Constitutions and Minority Rights: Case Studies from South Asia

AHA Session 46
Society for Advancing the History of South Asia 2
Thursday, January 4, 2018: 3:30 PM-5:00 PM
Calvert Room (Omni Shoreham, East Lobby)
Chair:
Vinayak Chaturvedi, University of California, Irvine
Comment:
Vinayak Chaturvedi, University of California, Irvine

Session Abstract

The Constitutions of India, Pakistan, and Bangladesh are founding documents that embody the collective aspirations of free people. They provide the legal framework and principles through which these nations’ religious, ethnic, linguistic, and other diversities are managed.
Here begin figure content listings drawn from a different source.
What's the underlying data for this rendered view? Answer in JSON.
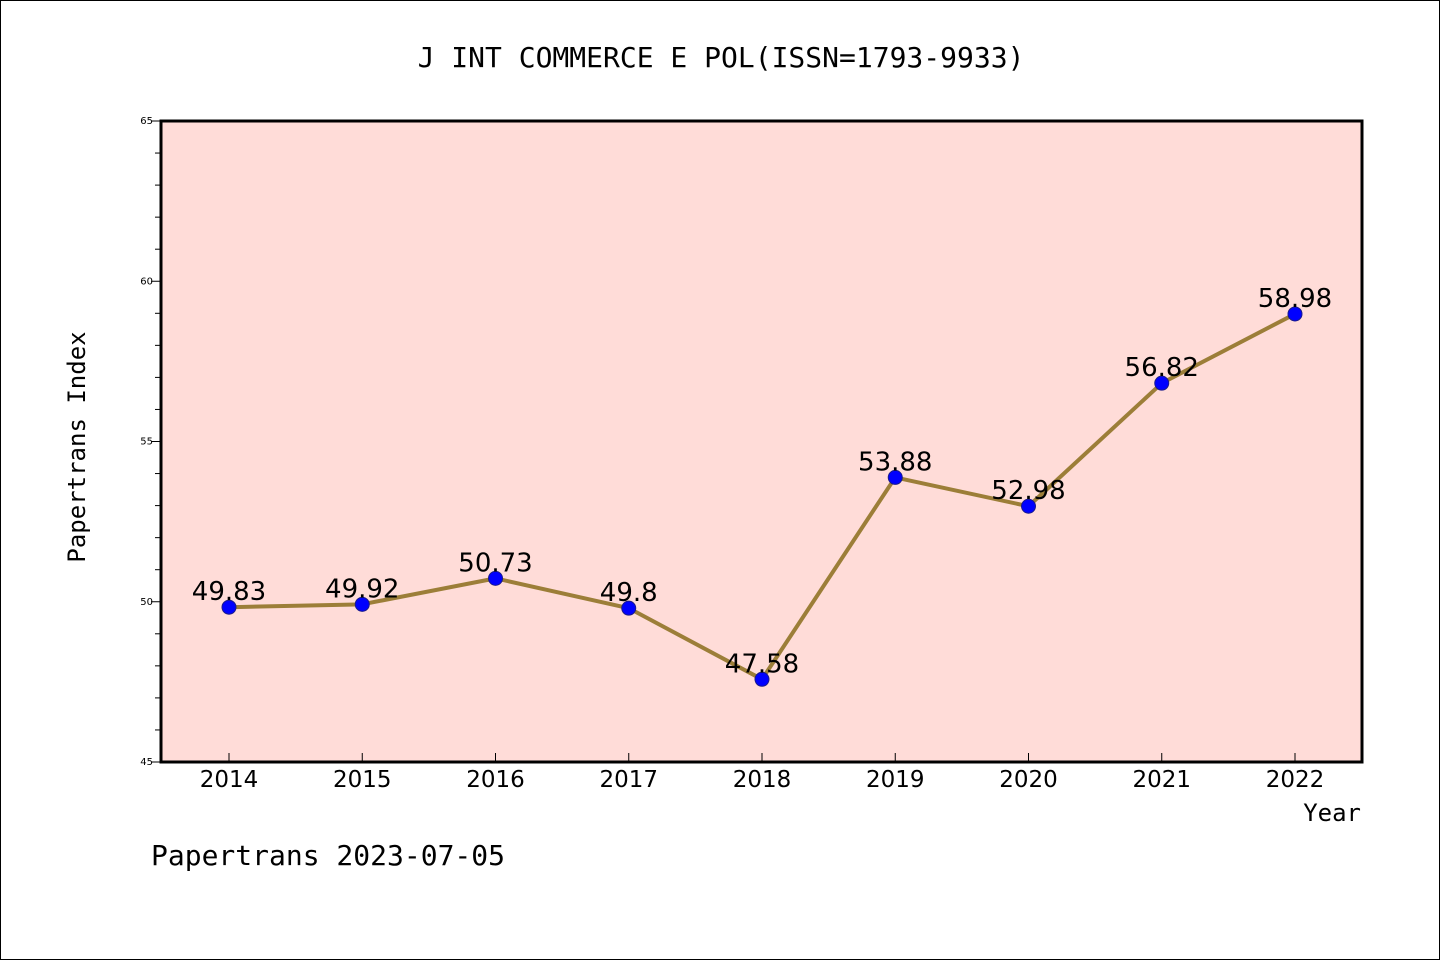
{
  "footer": "Papertrans 2023-07-05",
  "colors": {
    "plot_background": "#ffdcd8",
    "line": "#9c7e38",
    "marker_fill": "#0000ff",
    "marker_stroke": "#1a1a8c",
    "axis": "#000000"
  },
  "chart_data": {
    "type": "line",
    "title": "J INT COMMERCE E POL(ISSN=1793-9933)",
    "xlabel": "Year",
    "ylabel": "Papertrans Index",
    "categories": [
      "2014",
      "2015",
      "2016",
      "2017",
      "2018",
      "2019",
      "2020",
      "2021",
      "2022"
    ],
    "values": [
      49.83,
      49.92,
      50.73,
      49.8,
      47.58,
      53.88,
      52.98,
      56.82,
      58.98
    ],
    "data_labels": [
      "49.83",
      "49.92",
      "50.73",
      "49.8",
      "47.58",
      "53.88",
      "52.98",
      "56.82",
      "58.98"
    ],
    "ylim": [
      45,
      65
    ],
    "yticks": [
      45,
      50,
      55,
      60,
      65
    ],
    "ytick_labels": [
      "45",
      "50",
      "55",
      "60",
      "65"
    ],
    "y_minor_step": 1,
    "grid": false,
    "legend": "none"
  }
}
A study of contemporary debates within and outside of the Constituent Assemblies can elucidate how opposing demands were negotiated; they also reveal the gaps and inconsistencies between the high-flowing rhetoric that made it to the final version of the document, and the rough and tumble world of negotiation that preceded it. Some of these gaps are all the more important to examine because the issues that were contentious during the drafting of the constitutions have returned to haunt these countries, periodically, and with redoubled intensity. Our panel, composed of South Asianists, will examine four such issues from the constitutions of India, Pakistan, and Bangladesh.

Mridu Rai’s paper focuses on the making of Article 370 of the Indian Constitution that gives the region of Jammu and Kashmir a special, unique status within the union of India but construes its citizens along religious lines in a purportedly secular document. Cassie Adcock discusses the prehistory of Article 48 of the Indian Constitution, which arguably sought to contain cow protectionists’ demands within the secular bounds of agriculture, but ultimately provided the basis for laws prohibiting cow-slaughter. Neeti Nair examines the context that produced the Objectives Resolution that proclaimed Pakistan would be based on “Islamic principles of social justice,” and its ramifications for Pakistan’s non-Muslim others. Dina Siddiqi writes on the exclusionary implications of the discourse around secularism in Bangladesh today as well as during its founding.

These papers on minority rights in three very different constitutions also point to the benefits of doing comparative constitutional history. In the light of recent debates on the special protections afforded to religious minorities by the American constitution, the debates from South Asia proffer insights that are interesting and, perhaps, counter-intuitive.